En incienso y farmacia histórica su camino se separa un poco. El benjuí tiene un papel documentado en tradiciones de incienso muy diversas, desde el incienso litúrgico europeo hasta ciertas mezclas asiáticas, y en preparados cosméticos y balsámicos como la leche virginal o el Friar’s Balsam. El bálsamo de tolú, por su parte, se ha usado sobre todo disuelto en jarabes y tinturas expectorantes, un uso documentado en la farmacopea histórica más que en el pebetero.

Cuál elegir para cada uso

Para un acorde que busque una vainilla seca, limpia y algo polvorienta, el benjuí de Siam suele ser la opción más directa. Si se necesita más cuerpo resinoso y un matiz floral-especiado, el benjuí de Sumatra se acerca más. El bálsamo de tolú aporta algo distinto: una calidez pegajosa, casi de caramelo, con una salida especiada que ninguno de los dos benjuíes reproduce del todo, y resulta especialmente útil cuando se busca ese punto entre el bálsamo del Perú y una resina más ligera.

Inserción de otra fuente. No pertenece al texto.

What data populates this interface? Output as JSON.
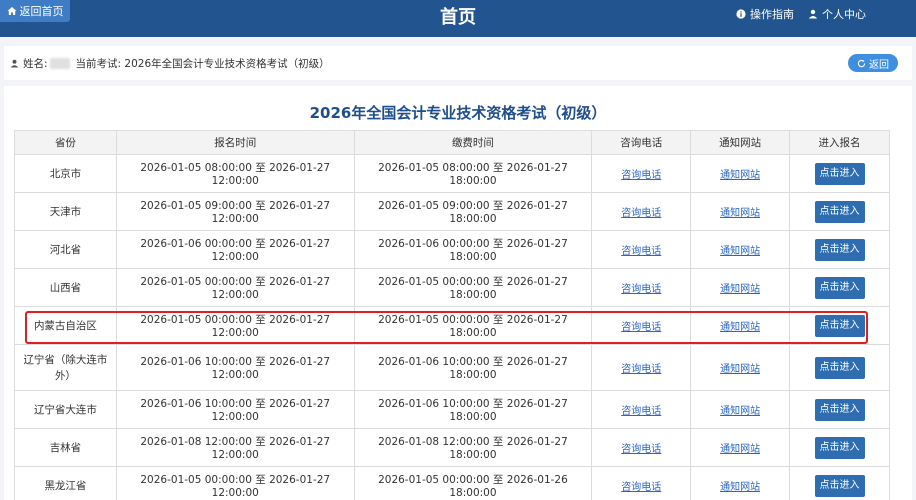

Ninguno de los tres sustituye del todo a los otros, y buena parte del oficio de perfumista o incensero consiste precisamente en reconocer estas diferencias finas antes de decidir cuál llevar al frasco o al carbón.

Preguntas frecuentes

¿El benjuí y el bálsamo de tolú son el mismo árbol?

No. El benjuí procede de árboles Styrax (familia Styracaceae) de Sumatra, Java, Laos y Vietnam, mientras que el bálsamo de tolú se sangra de Myroxylon balsamum, una leguminosa de Colombia y Venezuela. No hay parentesco botánico entre ambos; su olor parecido se debe a que ambos fabrican los mismos tipos de ésteres aromáticos por vías bioquímicas independientes.

¿Cuál es más dulce, el benjuí o el bálsamo de tolú?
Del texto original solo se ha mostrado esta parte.